I still had to be strong for my mother who was still recovering from depression.
Grieving and frustrated, I got into a relationship that made me a mother at 22. I faced social stigma, money woes, stress and had to adjust to a life of motherhood, with no support from my father. The baby daddy denied the child and relocated to a new place.
“How was I going to make ends meet alone?” I wondered. When the baby turned two, I went to his workplace to appeal for his help. I recall crying bitterly and as a result, he took me to a nearby hotel to discuss the child’s welfare. He agreed to take care of the child and requested I bring the child over the weekends to bond with him.
That’s how I got pregnant for the second time. “Why would you fall into such a trap again? Will you ever learn?” I beat myself up.
It was heartbreaking because a week earlier, we had had a disagreement after I discovered his two years’ ongoing relationship. We parted ways.
I wanted to crawl into the darkness and die. I contemplated abortion and the only thing that stopped me was that I couldn’t access a clinic that would do the procedure. After delivery, I suffered postnatal depression and it was difficult to bond with the baby for the first three months. Luckily, I received treatment and recovered. When the child was six months, I traveled to Saudi Arabia and I worked as a domestic worker for three years. I was able to take care of my mother and my children.
On coming back, I built my mother a house and did short courses in nursing which got me a nursing job at a hospital in 2014. In 2017, I met my husband whose support has been outstanding. He accepted me with my two children and has fully supported my charity work.
I now run a restaurant business, as I do charity work. I use social media to further my work.
I engage my followers on social media with activities that I do and later share transformation stories. I am always open with the funds collected by showing the receipts of items bought and bills paid. This builds trust.
Most needy cases come from referrals and some from media highlighted stories. In some instances, I may chance on a needy case on the streets.

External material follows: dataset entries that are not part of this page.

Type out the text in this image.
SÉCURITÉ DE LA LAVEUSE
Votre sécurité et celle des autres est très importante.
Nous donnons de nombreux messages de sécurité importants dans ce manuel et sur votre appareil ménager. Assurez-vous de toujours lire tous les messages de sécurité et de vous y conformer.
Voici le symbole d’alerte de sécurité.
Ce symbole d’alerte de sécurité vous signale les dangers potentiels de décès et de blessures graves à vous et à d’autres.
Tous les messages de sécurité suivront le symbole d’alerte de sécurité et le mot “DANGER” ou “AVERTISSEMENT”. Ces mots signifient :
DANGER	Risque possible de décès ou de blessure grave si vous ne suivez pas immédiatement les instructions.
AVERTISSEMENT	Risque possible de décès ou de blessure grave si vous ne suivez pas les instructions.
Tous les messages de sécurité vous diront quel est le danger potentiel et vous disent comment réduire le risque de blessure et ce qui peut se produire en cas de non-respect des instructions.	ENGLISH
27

It’s fulfilling to see people rising again. This keeps me going. I recall a recent scenario when I helped a woman in Machakos who texted me via Facebook saying: ‘Kindly if you have some baby clothes, I don’t need money, just baby clothes, mummy I am at my lowest.’
I appealed to my followers for support and managed to assist. ‘It’s because of you that my baby is clothed’ she later thanked me. Such responses keep me going and motivate me to do more.
There are times I have faced criticism because of my charity work but I have learnt to ignore any negative energy that could hinder me from achieving my God-given purpose. I admire Michelle Obama for her humility and heart for the poor. I look forward to changing more lives.